How Fast Can You Lose Weight in 30 Days With This Plan?

This is a simple plan but it does work fast. You can expect to lose between 3 and 5 pounds or more in a week depending on how strictly you will implement the plan. After the first week, your body will become more accustomed to the changes and you’ll see a more consistent weight loss in the following weeks.

It will feel a bit strange in the beginning because your body will be accustomed to accumulating carbs for years. Getting used to burning the fat rather than store it may take some time but you’ll eventually get there.

Final Thoughts

Focus on dropping at least 4 to 5 pounds every week and in a month you’ll have lost 20 pounds. Losing 20 pounds in a month shouldn’t be your only goal. You’ll need to implement these simple dietary and exercise changes to your lifestyle for long-term results. After all, don’t we all want to have a healthy leaner figure throughout our lives?

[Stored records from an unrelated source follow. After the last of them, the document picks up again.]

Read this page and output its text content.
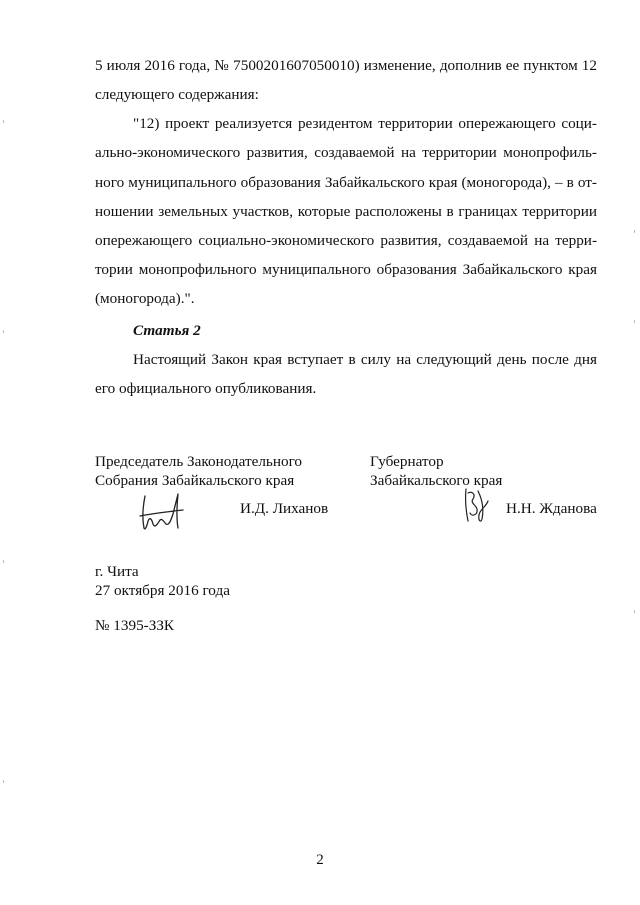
5 июля 2016 года, № 7500201607050010) изменение, дополнив ее пунктом 12
следующего содержания:
"12) проект реализуется резидентом территории опережающего соци-
ально-экономического развития, создаваемой на территории монопрофиль-
ного муниципального образования Забайкальского края (моногорода), – в от-
ношении земельных участков, которые расположены в границах территории
опережающего социально-экономического развития, создаваемой на терри-
тории монопрофильного муниципального образования Забайкальского края
(моногорода).".
Статья 2
Настоящий Закон края вступает в силу на следующий день после дня
его официального опубликования.
Председатель Законодательного
Собрания Забайкальского края
Губернатор
Забайкальского края
И.Д. Лиханов	Н.Н. Жданова
г. Чита
27 октября 2016 года
№ 1395-ЗЗК
2
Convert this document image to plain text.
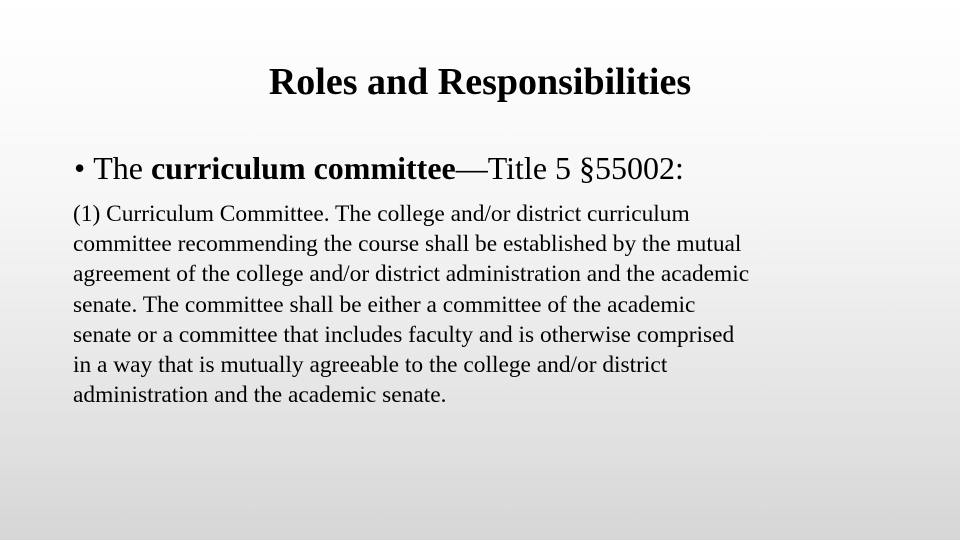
Roles and Responsibilities
• The curriculum committee—Title 5 §55002:
(1) Curriculum Committee. The college and/or district curriculum
committee recommending the course shall be established by the mutual
agreement of the college and/or district administration and the academic
senate. The committee shall be either a committee of the academic
senate or a committee that includes faculty and is otherwise comprised
in a way that is mutually agreeable to the college and/or district
administration and the academic senate.
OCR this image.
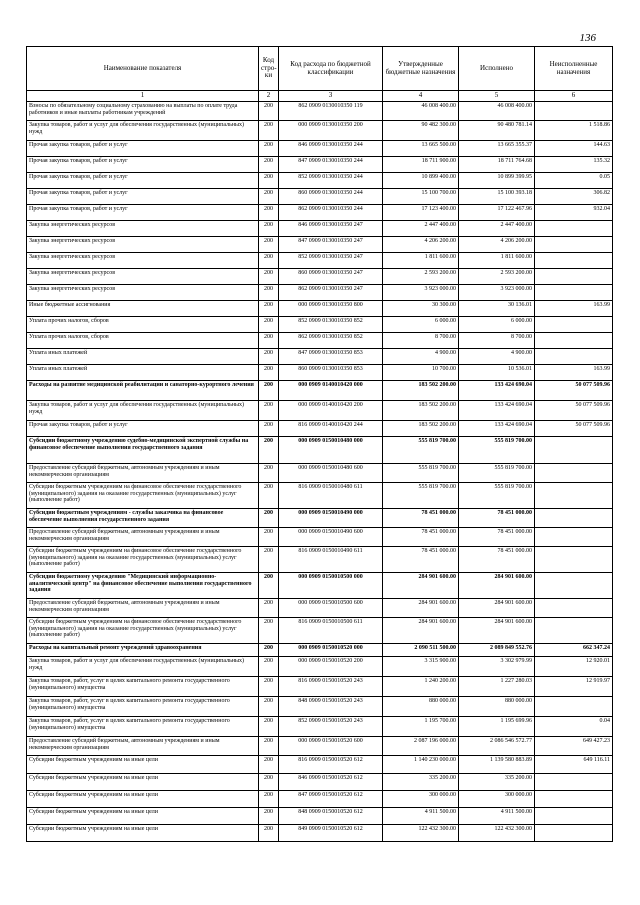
136
Наименование показателя	Код стро-ки	Код расхода по бюджетной классификации	Утвержденные бюджетные назначения	Исполнено	Неисполненные назначения
1	2	3	4	5	6
Взносы по обязательному социальному страхованию на выплаты по оплате труда работников и иные выплаты работникам учреждений	200	862 0909 0130010350 119	46 008 400.00	46 008 400.00	
Закупка товаров, работ и услуг для обеспечения государственных (муниципальных) нужд	200	000 0909 0130010350 200	90 482 300.00	90 480 781.14	1 518.86
Прочая закупка товаров, работ и услуг	200	846 0909 0130010350 244	13 665 500.00	13 665 355.37	144.63
Прочая закупка товаров, работ и услуг	200	847 0909 0130010350 244	18 711 900.00	18 711 764.68	135.32
Прочая закупка товаров, работ и услуг	200	852 0909 0130010350 244	10 899 400.00	10 899 399.95	0.05
Прочая закупка товаров, работ и услуг	200	860 0909 0130010350 244	15 100 700.00	15 100 393.18	306.82
Прочая закупка товаров, работ и услуг	200	862 0909 0130010350 244	17 123 400.00	17 122 467.96	932.04
Закупка энергетических ресурсов	200	846 0909 0130010350 247	2 447 400.00	2 447 400.00	
Закупка энергетических ресурсов	200	847 0909 0130010350 247	4 206 200.00	4 206 200.00	
Закупка энергетических ресурсов	200	852 0909 0130010350 247	1 811 600.00	1 811 600.00	
Закупка энергетических ресурсов	200	860 0909 0130010350 247	2 593 200.00	2 593 200.00	
Закупка энергетических ресурсов	200	862 0909 0130010350 247	3 923 000.00	3 923 000.00	
Иные бюджетные ассигнования	200	000 0909 0130010350 800	30 300.00	30 136.01	163.99
Уплата прочих налогов, сборов	200	852 0909 0130010350 852	6 000.00	6 000.00	
Уплата прочих налогов, сборов	200	862 0909 0130010350 852	8 700.00	8 700.00	
Уплата иных платежей	200	847 0909 0130010350 853	4 900.00	4 900.00	
Уплата иных платежей	200	860 0909 0130010350 853	10 700.00	10 536.01	163.99
Расходы на развитие медицинской реабилитации и санаторно-курортного лечения	200	000 0909 0140010420 000	183 502 200.00	133 424 690.04	50 077 509.96
Закупка товаров, работ и услуг для обеспечения государственных (муниципальных) нужд	200	000 0909 0140010420 200	183 502 200.00	133 424 690.04	50 077 509.96
Прочая закупка товаров, работ и услуг	200	816 0909 0140010420 244	183 502 200.00	133 424 690.04	50 077 509.96
Субсидии бюджетному учреждению судебно-медицинской экспертной службы на финансовое обеспечение выполнения государственного задания	200	000 0909 0150010480 000	555 819 700.00	555 819 700.00	
Предоставление субсидий бюджетным, автономным учреждениям и иным некоммерческим организациям	200	000 0909 0150010480 600	555 819 700.00	555 819 700.00	
Субсидии бюджетным учреждениям на финансовое обеспечение государственного (муниципального) задания на оказание государственных (муниципальных) услуг (выполнение работ)	200	816 0909 0150010480 611	555 819 700.00	555 819 700.00	
Субсидии бюджетным учреждениям - службы заказчика на финансовое обеспечение выполнения государственного задания	200	000 0909 0150010490 000	78 451 000.00	78 451 000.00	
Предоставление субсидий бюджетным, автономным учреждениям и иным некоммерческим организациям	200	000 0909 0150010490 600	78 451 000.00	78 451 000.00	
Субсидии бюджетным учреждениям на финансовое обеспечение государственного (муниципального) задания на оказание государственных (муниципальных) услуг (выполнение работ)	200	816 0909 0150010490 611	78 451 000.00	78 451 000.00	
Субсидии бюджетному учреждению "Медицинский информационно-аналитический центр" на финансовое обеспечение выполнения государственного задания	200	000 0909 0150010500 000	284 901 600.00	284 901 600.00	
Предоставление субсидий бюджетным, автономным учреждениям и иным некоммерческим организациям	200	000 0909 0150010500 600	284 901 600.00	284 901 600.00	
Субсидии бюджетным учреждениям на финансовое обеспечение государственного (муниципального) задания на оказание государственных (муниципальных) услуг (выполнение работ)	200	816 0909 0150010500 611	284 901 600.00	284 901 600.00	
Расходы на капитальный ремонт учреждений здравоохранения	200	000 0909 0150010520 000	2 090 511 500.00	2 089 849 552.76	662 347.24
Закупка товаров, работ и услуг для обеспечения государственных (муниципальных) нужд	200	000 0909 0150010520 200	3 315 900.00	3 302 979.99	12 920.01
Закупка товаров, работ, услуг в целях капитального ремонта государственного (муниципального) имущества	200	816 0909 0150010520 243	1 240 200.00	1 227 280.03	12 919.97
Закупка товаров, работ, услуг в целях капитального ремонта государственного (муниципального) имущества	200	848 0909 0150010520 243	880 000.00	880 000.00	
Закупка товаров, работ, услуг в целях капитального ремонта государственного (муниципального) имущества	200	852 0909 0150010520 243	1 195 700.00	1 195 699.96	0.04
Предоставление субсидий бюджетным, автономным учреждениям и иным некоммерческим организациям	200	000 0909 0150010520 600	2 087 196 000.00	2 086 546 572.77	649 427.23
Субсидии бюджетным учреждениям на иные цели	200	816 0909 0150010520 612	1 140 230 000.00	1 139 580 883.89	649 116.11
Субсидии бюджетным учреждениям на иные цели	200	846 0909 0150010520 612	335 200.00	335 200.00	
Субсидии бюджетным учреждениям на иные цели	200	847 0909 0150010520 612	300 000.00	300 000.00	
Субсидии бюджетным учреждениям на иные цели	200	848 0909 0150010520 612	4 911 500.00	4 911 500.00	
Субсидии бюджетным учреждениям на иные цели	200	849 0909 0150010520 612	122 432 300.00	122 432 300.00	
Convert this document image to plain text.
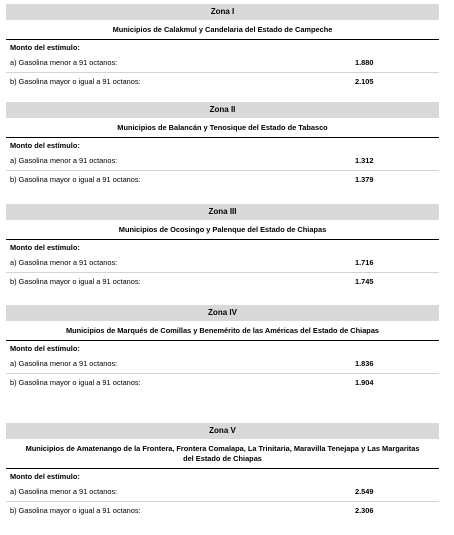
Zona I
Municipios de Calakmul y Candelaria del Estado de Campeche
Monto del estímulo:
a) Gasolina menor a 91 octanos:	1.880
b) Gasolina mayor o igual a 91 octanos:	2.105
Zona II
Municipios de Balancán y Tenosique del Estado de Tabasco
Monto del estímulo:
a) Gasolina menor a 91 octanos:	1.312
b) Gasolina mayor o igual a 91 octanos:	1.379
Zona III
Municipios de Ocosingo y Palenque del Estado de Chiapas
Monto del estímulo:
a) Gasolina menor a 91 octanos:	1.716
b) Gasolina mayor o igual a 91 octanos:	1.745
Zona IV
Municipios de Marqués de Comillas y Benemérito de las Américas del Estado de Chiapas
Monto del estímulo:
a) Gasolina menor a 91 octanos:	1.836
b) Gasolina mayor o igual a 91 octanos:	1.904
Zona V
Municipios de Amatenango de la Frontera, Frontera Comalapa, La Trinitaria, Maravilla Tenejapa y Las Margaritas del Estado de Chiapas
Monto del estímulo:
a) Gasolina menor a 91 octanos:	2.549
b) Gasolina mayor o igual a 91 octanos:	2.306
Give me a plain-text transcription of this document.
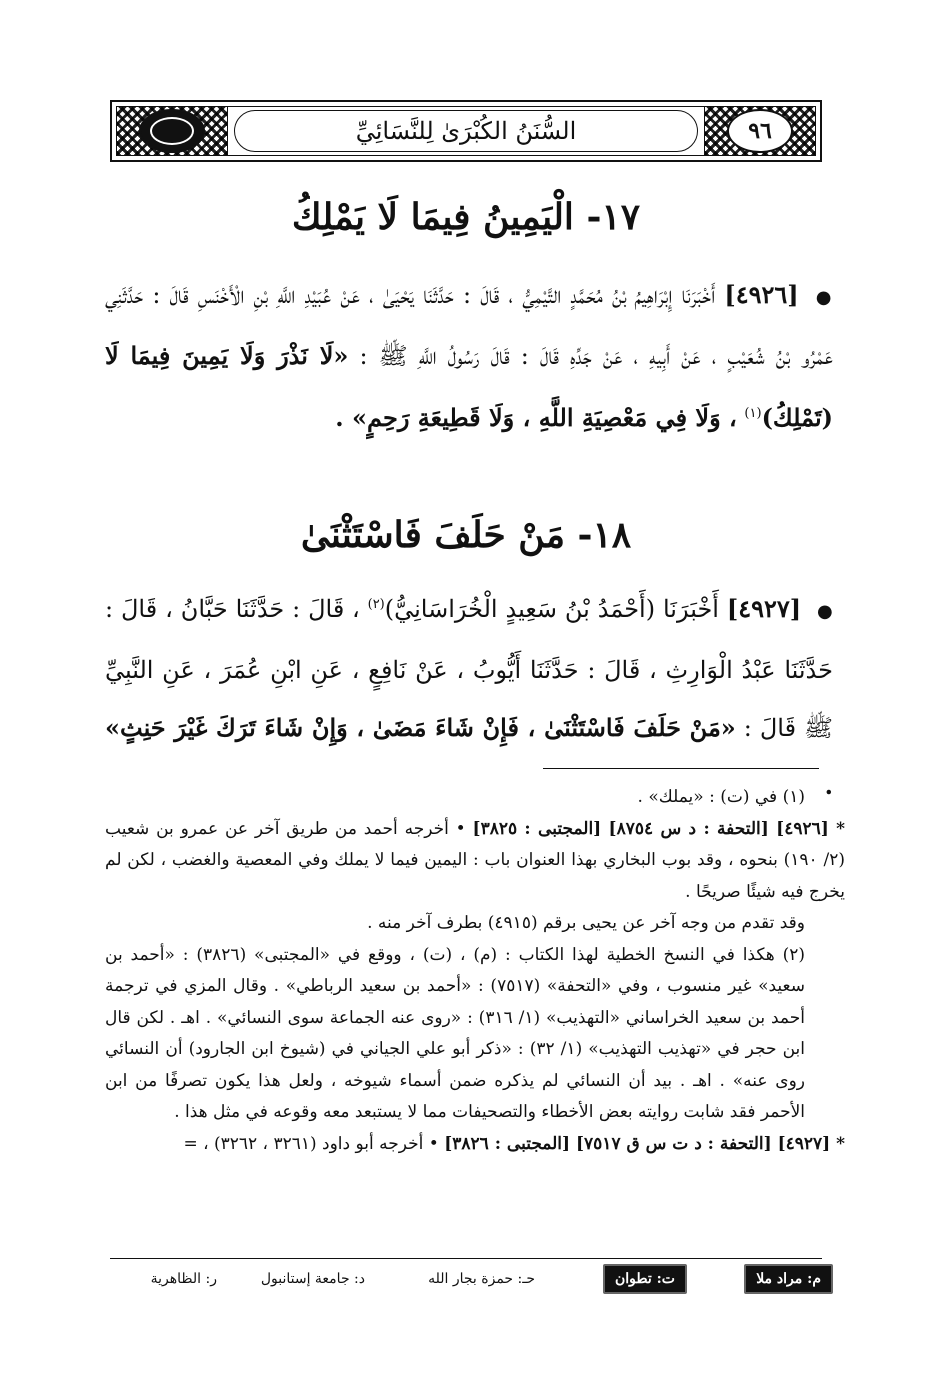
٩٦
السُّنَنُ الكُبْرَىٰ لِلنَّسَائِيِّ
١٧- الْيَمِينُ فِيمَا لَا يَمْلِكُ
● [٤٩٢٦] أَخْبَرَنَا إِبْرَاهِيمُ بْنُ مُحَمَّدٍ التَّيْمِيُّ ، قَالَ : حَدَّثَنَا يَحْيَىٰ ، عَنْ عُبَيْدِ اللَّهِ بْنِ الْأَخْنَسِ قَالَ : حَدَّثَنِي عَمْرُو بْنُ شُعَيْبٍ ، عَنْ أَبِيهِ ، عَنْ جَدِّهِ قَالَ : قَالَ رَسُولُ اللَّهِ ﷺ : «لَا نَذْرَ وَلَا يَمِينَ فِيمَا لَا (تَمْلِكُ)$^{(١)}$ ، وَلَا فِي مَعْصِيَةِ اللَّهِ ، وَلَا قَطِيعَةِ رَحِمٍ» .
١٨- مَنْ حَلَفَ فَاسْتَثْنَىٰ
● [٤٩٢٧] أَخْبَرَنَا (أَحْمَدُ بْنُ سَعِيدٍ الْخُرَاسَانِيُّ)$^{(٢)}$ ، قَالَ : حَدَّثَنَا حَبَّانُ ، قَالَ : حَدَّثَنَا عَبْدُ الْوَارِثِ ، قَالَ : حَدَّثَنَا أَيُّوبُ ، عَنْ نَافِعٍ ، عَنِ ابْنِ عُمَرَ ، عَنِ النَّبِيِّ ﷺ قَالَ : «مَنْ حَلَفَ فَاسْتَثْنَىٰ ، فَإِنْ شَاءَ مَضَىٰ ، وَإِنْ شَاءَ تَرَكَ غَيْرَ حَنِثٍ» .

(١) في (ت) : «يملك» .

* [٤٩٢٦] [التحفة : د س ٨٧٥٤] [المجتبى : ٣٨٢٥] • أخرجه أحمد من طريق آخر عن عمرو بن شعيب (٢/ ١٩٠) بنحوه ، وقد بوب البخاري بهذا العنوان باب : اليمين فيما لا يملك وفي المعصية والغضب ، لكن لم يخرج فيه شيئًا صريحًا .

وقد تقدم من وجه آخر عن يحيى برقم (٤٩١٥) بطرف آخر منه .

(٢) هكذا في النسخ الخطية لهذا الكتاب : (م) ، (ت) ، ووقع في «المجتبى» (٣٨٢٦) : «أحمد بن سعيد» غير منسوب ، وفي «التحفة» (٧٥١٧) : «أحمد بن سعيد الرباطي» . وقال المزي في ترجمة أحمد بن سعيد الخراساني «التهذيب» (١/ ٣١٦) : «روى عنه الجماعة سوى النسائي» . اهـ . لكن قال ابن حجر في «تهذيب التهذيب» (١/ ٣٢) : «ذكر أبو علي الجياني في (شيوخ ابن الجارود) أن النسائي روى عنه» . اهـ . بيد أن النسائي لم يذكره ضمن أسماء شيوخه ، ولعل هذا يكون تصرفًا من ابن الأحمر فقد شابت روايته بعض الأخطاء والتصحيفات مما لا يستبعد معه وقوعه في مثل هذا .

* [٤٩٢٧] [التحفة : د ت س ق ٧٥١٧] [المجتبى : ٣٨٢٦] • أخرجه أبو داود (٣٢٦١ ، ٣٢٦٢) ، =

م: مراد ملا
ت: تطوان
حـ: حمزة بجار الله
د: جامعة إستانبول
ر: الظاهرية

Remember that the dietary and fitness changes discussed in this plan are not just for those who want to lose weight fast but they also have a major impact on your health and overall appearance. If you eat healthy low-carb food and regularly work out, you’ll enjoy a healthier life, cleaner and smoother skin, and a better physical appearance.

More importantly, you’ll avoid most lifestyle diseases such as diabetes and you will live a longer life.

Sometimes, doing all the things mentioned above may seem like an uphill task but always remember that success doesn’t come without work. Stay committed to the plan, stick to the advice provided, and you’ll achieve your goal of losing weight fast.

Approach this task with a positive mind and you’ll make it sooner than you think. Lastly, we wish you all the best in your fast weight loss journey.